By JOHN KLINE
THE GOSHEN NEWS
A new era of flight training has arrived for Goshen-based New Horizons Aviation.
Started seven years ago by local charter pilot Dan Steiner and commercial airline captain Roger Yoder, New Horizons Aviation is the fixed wing flight training and airplane rental operation located at Goshen Municipal Airport.
While the company has offered private and commercial flight training opportunities since its inception, the arrival of a new, state-of-the-art flight training simulator to the facility this past December has proven to be quite a game-changer for the operation.
“It’s called a Redbird Full-Motion Simulator,” Yoder said of the new trainer. The machine features wrap-around visuals, an enclosed and reconfigurable cockpit and electric motion platform to help simulate the sensation of flight.
“We got this with several thoughts in mind. One, we do instrument training here for private pilot’s licenses, and by having the simulator, we can expose students to things in the simulator that wouldn’t actually be safe to do in the airplane. I’m actually working with a student right now in the simulator, and I’m so excited about the things I can do with it, because when he goes for a check ride to gain his instrument rating he will have faced a lot of decision making in the simulator that we would never cover in an airplane.”
For example, instructors with students in the simulator can choose to “fail” instruments and different aircraft components on demand, change the weather from good to bad and simulate both daytime and nighttime flying.
“All of those things we can simulate,” Yoder said, “which greatly enhances the training that we can provide to our students.”

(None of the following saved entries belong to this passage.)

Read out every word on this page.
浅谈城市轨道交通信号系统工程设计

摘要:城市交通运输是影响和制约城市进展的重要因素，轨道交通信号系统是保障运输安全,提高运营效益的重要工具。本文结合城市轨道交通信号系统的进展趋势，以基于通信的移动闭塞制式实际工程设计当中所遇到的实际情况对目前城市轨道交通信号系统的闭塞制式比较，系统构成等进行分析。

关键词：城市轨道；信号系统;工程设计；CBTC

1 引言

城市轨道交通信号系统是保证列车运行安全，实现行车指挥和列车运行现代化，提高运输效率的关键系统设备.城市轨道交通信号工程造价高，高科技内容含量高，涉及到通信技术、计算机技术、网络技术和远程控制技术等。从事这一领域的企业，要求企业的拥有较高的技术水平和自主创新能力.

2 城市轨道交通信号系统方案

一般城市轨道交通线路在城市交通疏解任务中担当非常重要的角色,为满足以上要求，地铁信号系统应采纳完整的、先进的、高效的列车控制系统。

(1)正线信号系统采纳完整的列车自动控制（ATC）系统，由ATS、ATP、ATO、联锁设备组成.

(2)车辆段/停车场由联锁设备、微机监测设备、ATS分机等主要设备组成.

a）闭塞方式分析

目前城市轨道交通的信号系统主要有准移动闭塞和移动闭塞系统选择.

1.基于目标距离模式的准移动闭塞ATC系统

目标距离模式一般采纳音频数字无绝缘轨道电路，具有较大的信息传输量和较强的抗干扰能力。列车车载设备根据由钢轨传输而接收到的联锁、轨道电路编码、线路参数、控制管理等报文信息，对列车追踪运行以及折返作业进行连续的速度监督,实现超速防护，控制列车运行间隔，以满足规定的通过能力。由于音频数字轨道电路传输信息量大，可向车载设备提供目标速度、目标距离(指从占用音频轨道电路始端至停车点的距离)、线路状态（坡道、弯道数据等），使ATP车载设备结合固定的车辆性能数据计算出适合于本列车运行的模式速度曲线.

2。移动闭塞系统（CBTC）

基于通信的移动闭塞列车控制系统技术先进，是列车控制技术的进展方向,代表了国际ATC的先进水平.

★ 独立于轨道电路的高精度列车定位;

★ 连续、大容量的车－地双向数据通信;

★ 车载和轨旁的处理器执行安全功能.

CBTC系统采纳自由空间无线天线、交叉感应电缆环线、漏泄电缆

While flight training simulators have been around for decades, Yoder noted that the major standout of the Redbird simulator is that it is motion-based, a feature that in the past has typically been too expensive to implement for all but the largest training operations.
“It’s a huge deal,” Yoder said of the new acquisition. “I don’t know of any other flight school around that has one. Some of the universities like Western Michigan and Purdue have one, but for a local airport, this is very unique, and I believe it sets us apart.”
In addition to the heightened training opportunities, Yoder noted that the new trainer also makes it possible for instructors and pilots to get in valuable flying time even on bad weather days when flying would typically not be possible.
“So our hope is that people will use it, for example, in the winter when there are lots of clouds and ice and they can’t actually get up in the air,” Yoder said. “In addition, the simulator can also be used to keep pilots current, because once a pilot has their instrument rating, they’re required to do so much flying in order to maintain their instrument proficiency. So with the flight simulator, they can do their entire instrument proficiency check in the simulator in order to remain current.
“So it’s a training tool, and it also enhances the safety of general aviation flying,” he said. “It’s a win-win.”